In a recent interview with Time magazine, Mark Kukis discussed his recently published book Voices from Iraq: A People’s History, 2003-2009 as well as the current situation in Iraq and future prospects for the country.

Kukis wrote the book to give Iraqis a voice as a way to counteract their under-representation in the U.S. media. He discovered that most Iraqis were genuinely glad to be rid of Saddam Hussein but fault the United States for many policies enacted during the occupation, particularly its disbanding of the Iraqi army.

Iraqis, Kukis believes now see many of the problems confronting the country as the responsibility of the Iraqi government even if they are a result of the U.S. invasion and occupation. Here are some excerpts from the interview in which Kukis considers how Iraqis view their future:

What does Iraq’s near-term future look like to them? Do you agree?

The near-term future looks rather bleak to many Iraqis, mainly because of the persistently high violence. No nation can think of itself as normal or stable when bombs kill and maim hundreds each year in the biggest urban areas. I believe Iraq will grow economically in the coming years and return to its status as one of the most developed and wealthiest nations in the Middle East. You can have economic growth and high violence at the same time.

But most Iraqis I suspect will find little solace in economic gains so long as violence endures at the current levels, and there is little to suggest it will be easing. So, yes, I tend to join those in Iraq with a fairly dim view of the future given the violence.

What about the country’s long-term future?

Iraq’s oil resources are likely to bring significant wealth to the country in the years ahead, regardless of the level of violence. Where that wealth goes will determine Iraq’s fate. If that wealth simply flows into the hands of Iraq’s ruling elites and their foreign patrons, as has been the case in the past, then I think Iraq will continue to undergo violent turmoil indefinitely.

That’s the path Iraq is currently taking.
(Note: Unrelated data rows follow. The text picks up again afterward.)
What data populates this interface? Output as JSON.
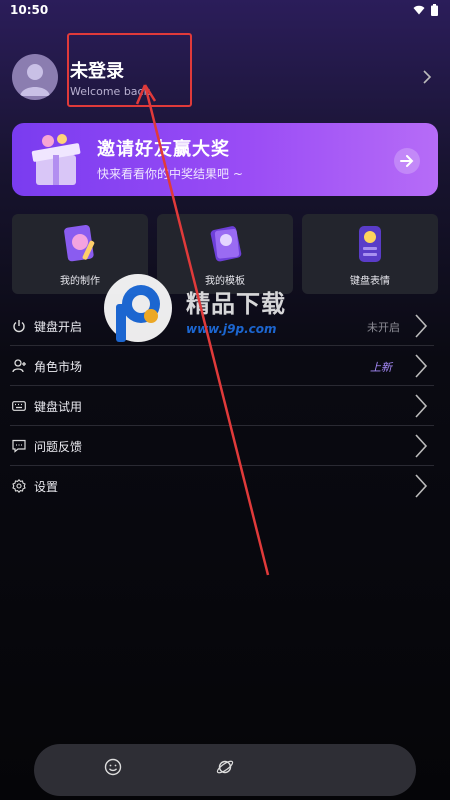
{
  "status_bar": {
    "time": "10:50",
    "icons": [
      "wifi-icon",
      "battery-icon"
    ]
  },
  "profile": {
    "title": "未登录",
    "subtitle": "Welcome back"
  },
  "invite_banner": {
    "title": "邀请好友赢大奖",
    "subtitle": "快来看看你的中奖结果吧 ~"
  },
  "cards": [
    {
      "label": "我的制作",
      "icon": "my-creations-icon"
    },
    {
      "label": "我的模板",
      "icon": "my-templates-icon"
    },
    {
      "label": "键盘表情",
      "icon": "keyboard-emoji-icon"
    }
  ],
  "menu": [
    {
      "label": "键盘开启",
      "icon": "power-icon",
      "status": "未开启"
    },
    {
      "label": "角色市场",
      "icon": "person-plus-icon",
      "badge": "上新"
    },
    {
      "label": "键盘试用",
      "icon": "keyboard-icon"
    },
    {
      "label": "问题反馈",
      "icon": "chat-icon"
    },
    {
      "label": "设置",
      "icon": "gear-icon"
    }
  ],
  "tab_bar": {
    "items": [
      "smile-icon",
      "planet-icon"
    ]
  },
  "watermark": {
    "text": "精品下载",
    "url": "www.j9p.com"
  },
  "colors": {
    "accent": "#8b45f3",
    "annotation": "#e03a3a"
  }
}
The sitting government seems more interested in its own survival and enrichment than investing in the future of the country. Better leadership could change Iraq’s course. Perhaps that sounds a bit obvious, but nothing is more true when trying to see the long-term picture for Iraq. Unless there is some reasonably equitable distribution of Iraq’s immense oil wealth among the country’s main factions, violent conflict among them will persist.

Are they happy or nervous about the looming U.S. troop pullout?

On this question Iraqis have pretty clear feelings, and they fall into two categories based on sectarian identity. Shi’ites tend to be glad about the U.S. withdrawal. Thanks for getting rid of Saddam and leaving us in power, many would say. Now please go before you screw anything else up for us. This has pretty much been the stance of the Iraqi government and its supporters since 2006.

Disempowered Sunnis tend to want the United States to remain, or at least remain heavily involved. Sunnis largely see the United States as the only thing that can prevent the newly empowered Shi’ite majority from ruthlessly marginalizing them.

Those fears are well founded, I believe. The Sunni minority in Iraq is in for hard times. They will face increasing economic dislocation, especially if sectarian violence remains high. Car bombs by Sunni militants draw deep anger from Shi’ites into whole Sunni communities. This anger manifests itself in ways ranging from job discrimination to extrajudicial government arrest sweeps. The Sunnis definitely have the most to lose amid a fading U.S. presence in Iraq, and they know this acutely.